Die tschechische Malerin, Grafikerin und Buchkünstlerin Zdenka Braunerová war eine der ersten Frauen, die sich professionell mit bildender Kunst beschäftigte. Sie begann ihre Karriere mit einem Studium in Paris an der Akademie Colarossi und blieb schließlich in Frankreich, wo sie bis Mitte der 1990er Jahre fast ununterbrochen lebte und durch ganz Europa reiste: England, Italien und Deutschland.

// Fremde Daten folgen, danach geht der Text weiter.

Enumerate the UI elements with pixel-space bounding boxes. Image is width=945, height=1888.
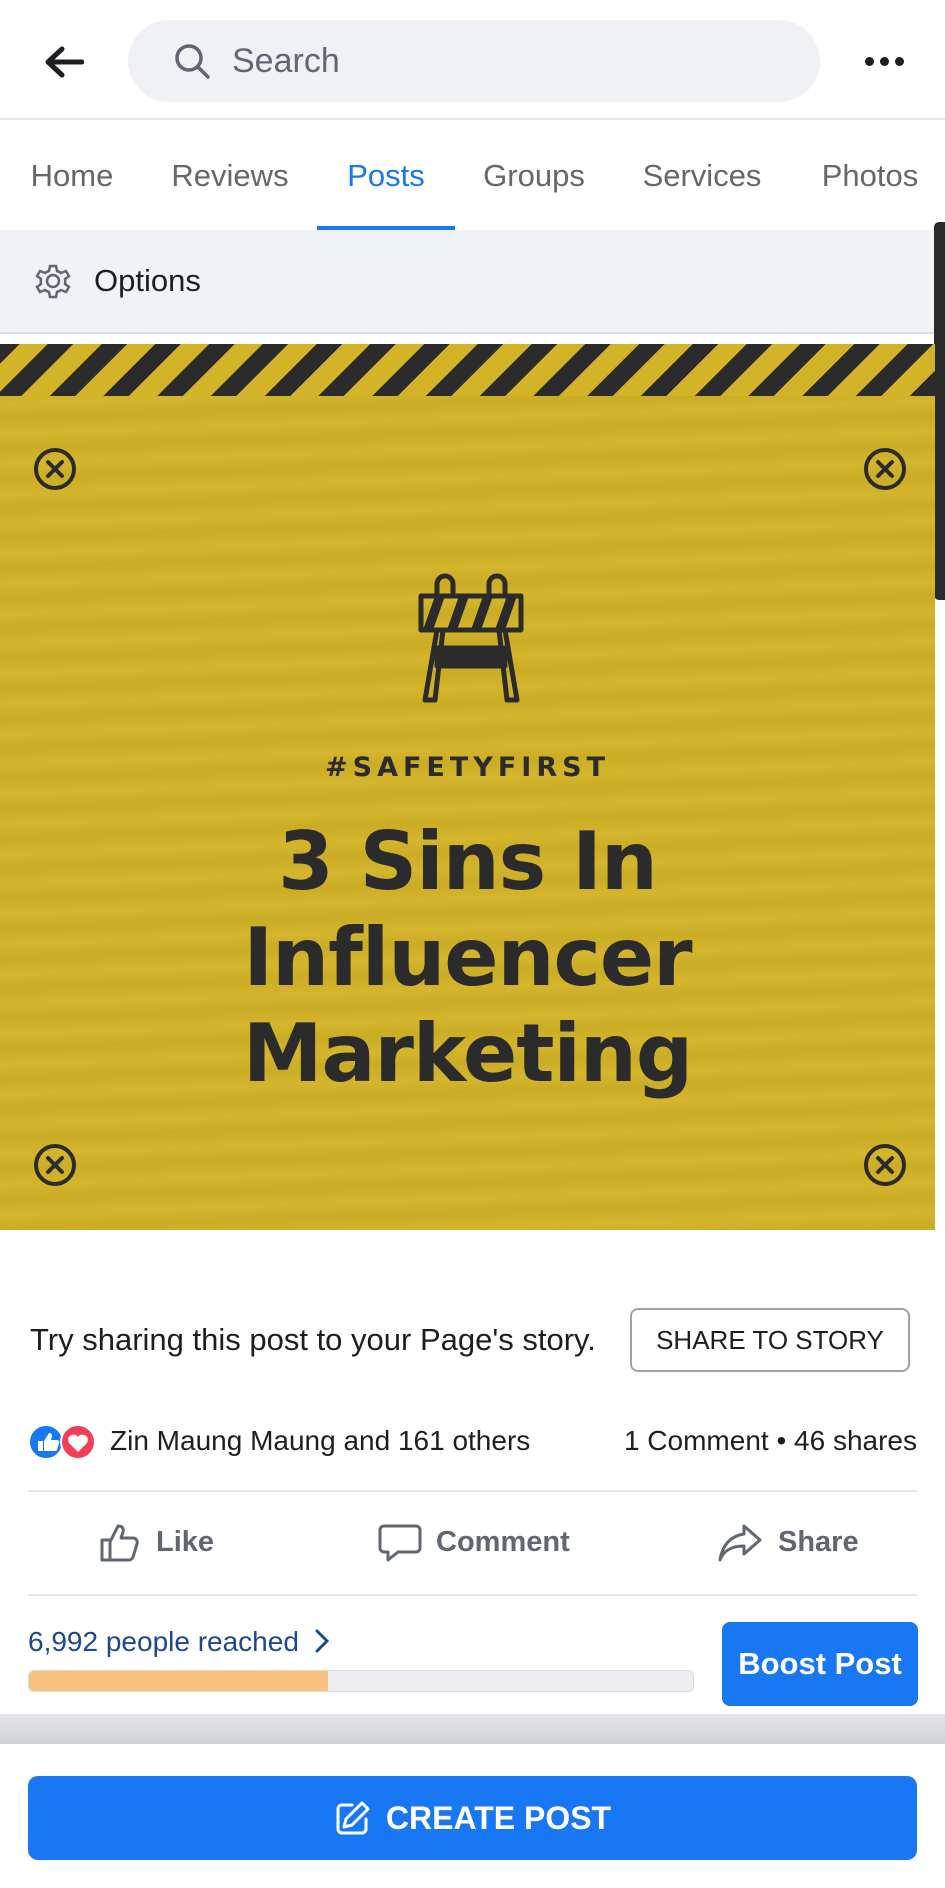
- comment-label: Comment: [436, 1525, 570, 1558]
- share-label: Share: [778, 1525, 859, 1558]
- back-arrow-icon: [45, 46, 84, 78]
- headline-line: Influencer: [243, 911, 692, 1004]
- create-post-button[interactable]: CREATE POST: [28, 1776, 917, 1860]
- page-tabs: Home Reviews Posts Groups Services Photo…: [0, 122, 945, 230]
- circle-x-icon: [34, 1144, 76, 1186]
- tab-reviews[interactable]: Reviews: [160, 122, 300, 230]
- tab-services[interactable]: Services: [632, 122, 772, 230]
- hazard-stripe-bottom: [0, 1230, 935, 1288]
- construction-barrier-icon: [418, 573, 524, 703]
- circle-x-icon: [864, 1144, 906, 1186]
- reactions-summary[interactable]: Zin Maung Maung and 161 others 1 Comment…: [0, 1398, 945, 1488]
- create-post-label: CREATE POST: [385, 1799, 612, 1836]
- reactions-text[interactable]: Zin Maung Maung and 161 others: [110, 1425, 530, 1457]
- search-bar[interactable]: [128, 20, 820, 102]
- reach-progress-fill: [29, 1671, 328, 1691]
- comments-shares-count[interactable]: 1 Comment • 46 shares: [624, 1425, 917, 1457]
- section-separator: [0, 1714, 945, 1744]
- comment-button[interactable]: Comment: [378, 1492, 570, 1592]
- chevron-right-icon: [315, 1629, 329, 1653]
- share-arrow-icon: [718, 1524, 762, 1562]
- tab-posts[interactable]: Posts: [317, 122, 455, 230]
- tab-groups[interactable]: Groups: [474, 122, 594, 230]
- reaction-icons: [28, 1424, 96, 1460]
- tab-photos[interactable]: Photos: [810, 122, 930, 230]
- reach-row: 6,992 people reached Boost Post: [0, 1596, 945, 1720]
- share-button[interactable]: Share: [716, 1492, 859, 1592]
- edit-icon: [336, 1801, 370, 1835]
- share-to-story-button[interactable]: SHARE TO STORY: [630, 1308, 910, 1372]
- circle-x-icon: [864, 448, 906, 490]
- more-dots-icon: [864, 56, 874, 66]
- story-prompt: Try sharing this post to your Page's sto…: [30, 1322, 596, 1357]
- tab-home[interactable]: Home: [22, 122, 122, 230]
- circle-x-icon: [34, 448, 76, 490]
- more-dot: [894, 56, 904, 66]
- search-input[interactable]: [232, 41, 792, 81]
- like-button[interactable]: Like: [98, 1492, 214, 1592]
- thumbs-up-icon: [100, 1524, 139, 1562]
- people-reached-text: 6,992 people reached: [28, 1626, 299, 1657]
- scrollbar[interactable]: [934, 222, 945, 600]
- options-label: Options: [94, 263, 201, 298]
- search-icon: [175, 44, 210, 79]
- share-to-story-row: Try sharing this post to your Page's sto…: [0, 1288, 945, 1394]
- people-reached-link[interactable]: 6,992 people reached: [28, 1626, 331, 1658]
- like-label: Like: [156, 1525, 215, 1558]
- boost-post-button[interactable]: Boost Post: [722, 1622, 918, 1706]
- back-button[interactable]: [36, 38, 92, 86]
- top-bar: [0, 0, 945, 120]
- more-options-button[interactable]: [856, 46, 912, 76]
- bottom-bar: CREATE POST: [0, 1744, 945, 1888]
- reach-progress-bar: [28, 1670, 694, 1692]
- post-actions: Like Comment Share: [0, 1492, 945, 1592]
- post-image[interactable]: #SAFETYFIRST 3 Sins In Influencer Market…: [0, 344, 935, 1288]
- post-headline: 3 Sins In Influencer Marketing: [0, 814, 935, 1102]
- post-hashtag: #SAFETYFIRST: [325, 752, 610, 783]
- more-dot: [879, 56, 889, 66]
- headline-line: 3 Sins In: [278, 815, 658, 908]
- gear-icon: [35, 264, 71, 299]
- headline-line: Marketing: [242, 1007, 693, 1100]
- options-row[interactable]: Options: [0, 230, 935, 334]
- comment-icon: [378, 1524, 422, 1562]
- hazard-stripe-top: [0, 344, 935, 396]
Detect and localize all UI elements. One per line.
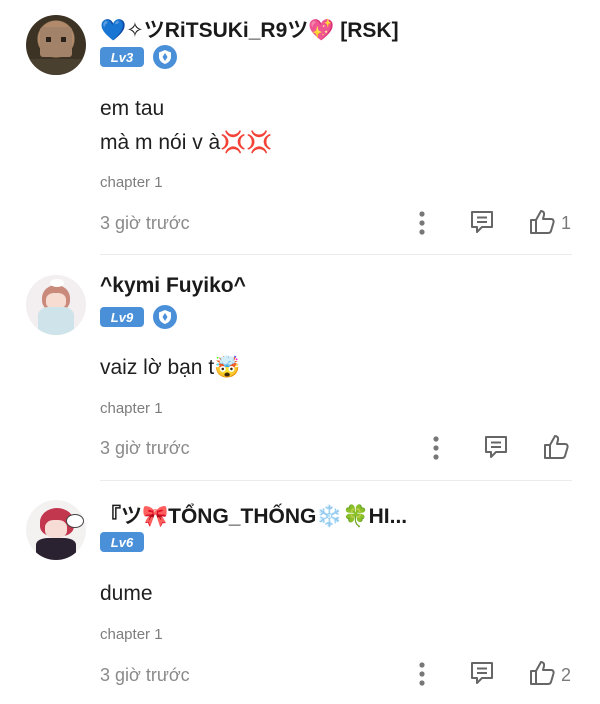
thumbs-up-icon[interactable]: [526, 206, 558, 238]
username[interactable]: ^kymi Fuyiko^: [100, 274, 246, 298]
level-badge: Lv6: [100, 532, 144, 552]
comment-item: ^kymi Fuyiko^ Lv9 vaiz lờ bạn t🤯 chapter…: [0, 254, 600, 480]
chapter-link[interactable]: chapter 1: [100, 626, 163, 643]
comment-text-line: vaiz lờ bạn t🤯: [100, 356, 241, 379]
reply-comment-icon[interactable]: [468, 207, 496, 237]
reply-comment-icon[interactable]: [468, 658, 496, 688]
level-badge: Lv3: [100, 47, 144, 67]
level-badge: Lv9: [100, 307, 144, 327]
username[interactable]: 💙✧ツRiTSUKi_R9ツ💖 [RSK]: [100, 14, 399, 44]
thumbs-up-icon[interactable]: [540, 431, 572, 463]
chapter-link[interactable]: chapter 1: [100, 174, 163, 191]
comment-text-line: dume: [100, 582, 153, 605]
like-count: 1: [561, 213, 572, 233]
reply-comment-icon[interactable]: [482, 432, 510, 462]
more-vertical-icon[interactable]: [410, 208, 434, 238]
comment-text-line: mà m nói v à💢💢: [100, 131, 273, 154]
chapter-link[interactable]: chapter 1: [100, 400, 163, 417]
timestamp: 3 giờ trước: [100, 213, 190, 233]
like-count: 2: [561, 665, 572, 685]
more-vertical-icon[interactable]: [410, 659, 434, 689]
shield-badge-icon: [153, 45, 177, 69]
comment-text-line: em tau: [100, 97, 165, 120]
avatar[interactable]: [26, 275, 86, 335]
username[interactable]: 『ツ🎀TỔNG_THỐNG❄️🍀HI...: [100, 500, 407, 530]
timestamp: 3 giờ trước: [100, 665, 190, 685]
shield-badge-icon: [153, 305, 177, 329]
comment-item: 💙✧ツRiTSUKi_R9ツ💖 [RSK] Lv3 em tau mà m nó…: [0, 0, 600, 254]
thumbs-up-icon[interactable]: [526, 657, 558, 689]
more-vertical-icon[interactable]: [424, 433, 448, 463]
timestamp: 3 giờ trước: [100, 438, 190, 458]
avatar[interactable]: [26, 500, 86, 560]
avatar[interactable]: [26, 15, 86, 75]
comment-item: 『ツ🎀TỔNG_THỐNG❄️🍀HI... Lv6 dume chapter 1…: [0, 480, 600, 704]
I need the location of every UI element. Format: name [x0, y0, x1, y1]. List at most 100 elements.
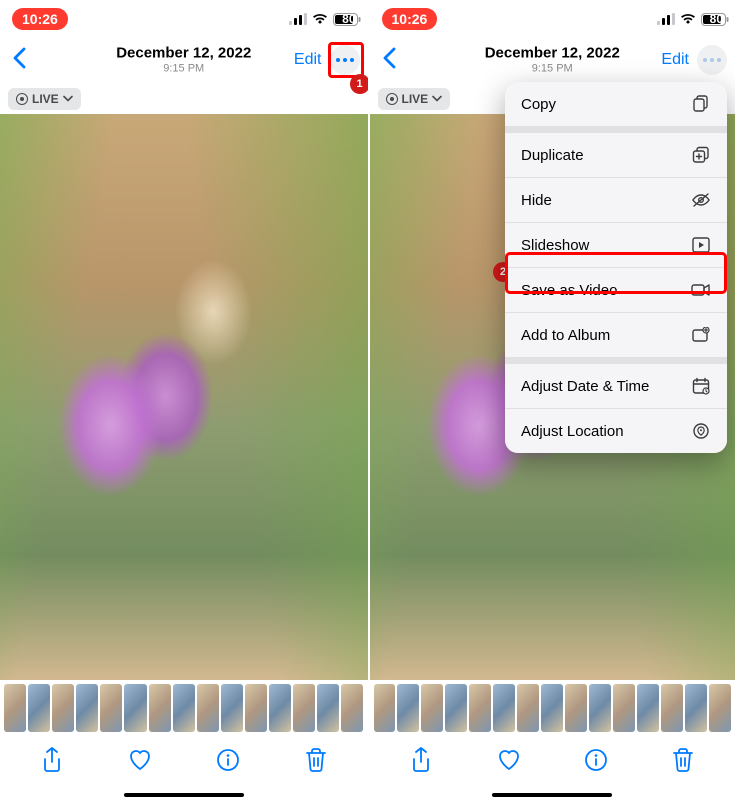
wifi-icon [680, 13, 696, 25]
edit-button[interactable]: Edit [294, 51, 322, 69]
menu-copy[interactable]: Copy [505, 82, 727, 127]
thumbnail[interactable] [613, 684, 635, 732]
menu-label: Hide [521, 192, 552, 209]
thumbnail[interactable] [341, 684, 363, 732]
live-icon [386, 93, 398, 105]
thumbnail[interactable] [661, 684, 683, 732]
menu-save-as-video[interactable]: Save as Video [505, 268, 727, 313]
thumbnail[interactable] [445, 684, 467, 732]
info-icon [584, 748, 608, 772]
add-album-icon [691, 325, 711, 345]
status-bar: 10:26 80 [370, 0, 735, 38]
menu-label: Add to Album [521, 327, 610, 344]
slideshow-icon [691, 235, 711, 255]
home-indicator[interactable] [370, 790, 735, 800]
menu-label: Save as Video [521, 282, 617, 299]
thumbnail[interactable] [221, 684, 243, 732]
nav-subtitle: 9:15 PM [116, 62, 251, 74]
thumbnail[interactable] [541, 684, 563, 732]
menu-add-to-album[interactable]: Add to Album [505, 313, 727, 358]
thumbnail-strip[interactable] [370, 680, 735, 732]
thumbnail[interactable] [637, 684, 659, 732]
favorite-button[interactable] [489, 740, 529, 780]
thumbnail[interactable] [173, 684, 195, 732]
ellipsis-icon [336, 58, 354, 62]
home-indicator[interactable] [0, 790, 368, 800]
share-button[interactable] [32, 740, 72, 780]
thumbnail[interactable] [28, 684, 50, 732]
thumbnail[interactable] [685, 684, 707, 732]
back-button[interactable] [378, 43, 400, 78]
thumbnail[interactable] [4, 684, 26, 732]
photo-main[interactable] [0, 114, 368, 680]
context-menu: Copy Duplicate Hide Slideshow Save as Vi… [505, 82, 727, 453]
info-icon [216, 748, 240, 772]
battery-percent: 80 [710, 12, 723, 26]
thumbnail[interactable] [293, 684, 315, 732]
info-button[interactable] [208, 740, 248, 780]
live-icon [16, 93, 28, 105]
thumbnail[interactable] [469, 684, 491, 732]
live-label: LIVE [402, 92, 429, 106]
thumbnail[interactable] [269, 684, 291, 732]
thumbnail[interactable] [245, 684, 267, 732]
thumbnail[interactable] [493, 684, 515, 732]
thumbnail[interactable] [76, 684, 98, 732]
nav-title-group: December 12, 2022 9:15 PM [116, 46, 251, 75]
hide-icon [691, 190, 711, 210]
nav-subtitle: 9:15 PM [485, 62, 620, 74]
share-icon [410, 747, 432, 773]
cellular-icon [289, 13, 307, 25]
thumbnail[interactable] [100, 684, 122, 732]
live-badge[interactable]: LIVE [8, 88, 81, 110]
bottom-toolbar [370, 732, 735, 790]
live-badge[interactable]: LIVE [378, 88, 451, 110]
bottom-toolbar [0, 732, 368, 790]
menu-label: Duplicate [521, 147, 584, 164]
thumbnail[interactable] [149, 684, 171, 732]
thumbnail[interactable] [565, 684, 587, 732]
menu-adjust-location[interactable]: Adjust Location [505, 409, 727, 453]
cellular-icon [657, 13, 675, 25]
delete-button[interactable] [663, 740, 703, 780]
menu-slideshow[interactable]: Slideshow [505, 223, 727, 268]
ellipsis-icon [703, 58, 721, 62]
wifi-icon [312, 13, 328, 25]
status-indicators: 80 [657, 12, 723, 26]
screenshot-left: 10:26 80 December 12, 2022 9:15 PM Edit … [0, 0, 368, 800]
annotation-badge-1: 1 [350, 74, 370, 94]
share-button[interactable] [401, 740, 441, 780]
thumbnail[interactable] [517, 684, 539, 732]
menu-label: Slideshow [521, 237, 589, 254]
back-button[interactable] [8, 43, 30, 78]
chevron-down-icon [63, 95, 73, 103]
status-time: 10:26 [12, 8, 68, 30]
thumbnail[interactable] [197, 684, 219, 732]
menu-label: Adjust Location [521, 423, 624, 440]
thumbnail-strip[interactable] [0, 680, 368, 732]
copy-icon [691, 94, 711, 114]
duplicate-icon [691, 145, 711, 165]
more-button[interactable] [697, 45, 727, 75]
menu-adjust-date[interactable]: Adjust Date & Time [505, 364, 727, 409]
thumbnail[interactable] [317, 684, 339, 732]
more-button[interactable] [330, 45, 360, 75]
info-button[interactable] [576, 740, 616, 780]
menu-duplicate[interactable]: Duplicate [505, 133, 727, 178]
share-icon [41, 747, 63, 773]
delete-button[interactable] [296, 740, 336, 780]
status-indicators: 80 [289, 12, 355, 26]
favorite-button[interactable] [120, 740, 160, 780]
thumbnail[interactable] [589, 684, 611, 732]
trash-icon [305, 747, 327, 773]
thumbnail[interactable] [421, 684, 443, 732]
chevron-down-icon [432, 95, 442, 103]
edit-button[interactable]: Edit [661, 51, 689, 69]
thumbnail[interactable] [124, 684, 146, 732]
thumbnail[interactable] [709, 684, 731, 732]
thumbnail[interactable] [397, 684, 419, 732]
menu-hide[interactable]: Hide [505, 178, 727, 223]
thumbnail[interactable] [52, 684, 74, 732]
live-label: LIVE [32, 92, 59, 106]
thumbnail[interactable] [374, 684, 396, 732]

Durch ihre Verwandtschaft mit dem französischen Schriftsteller Elémir Bourges wurde Zdenka in den Kreis der französischen Künstlergeneration an der Wende vom 19. zum 20. Gleichzeitig übernahm sie die Rolle der tschechischen Kulturvermittlerin in Frankreich, organisierte mehrere Ausstellungen, insbesondere zur Volkskunst, und illustrierte ins Tschechische übersetzte französische Literatur. Auch nach ihrer Rückkehr nach Böhmen pflegte sie aktiv französische kulturelle und gesellschaftliche Beziehungen, vor allem dank ihrer Freundschaft mit dem Diplomaten und Dichter Paul Claudel, der von 1909 bis 1911 als französischer Konsul in Prag amtierte. Außerdem stand Zdenka mit dem Bildhauer August Rodin in Verbindung, insbesondere nach dessen Prager Ausstellung im Jahr 1902, und während Rodins anschließender Reise nach Mähren war sie seine wichtigste Führerin. Die Künstlerin hat eine Reihe von internationalen Auszeichnungen im Bereich der dekorativen Kunst erhalten, vor allem mit ihren Entwürfen und Glasmalereien.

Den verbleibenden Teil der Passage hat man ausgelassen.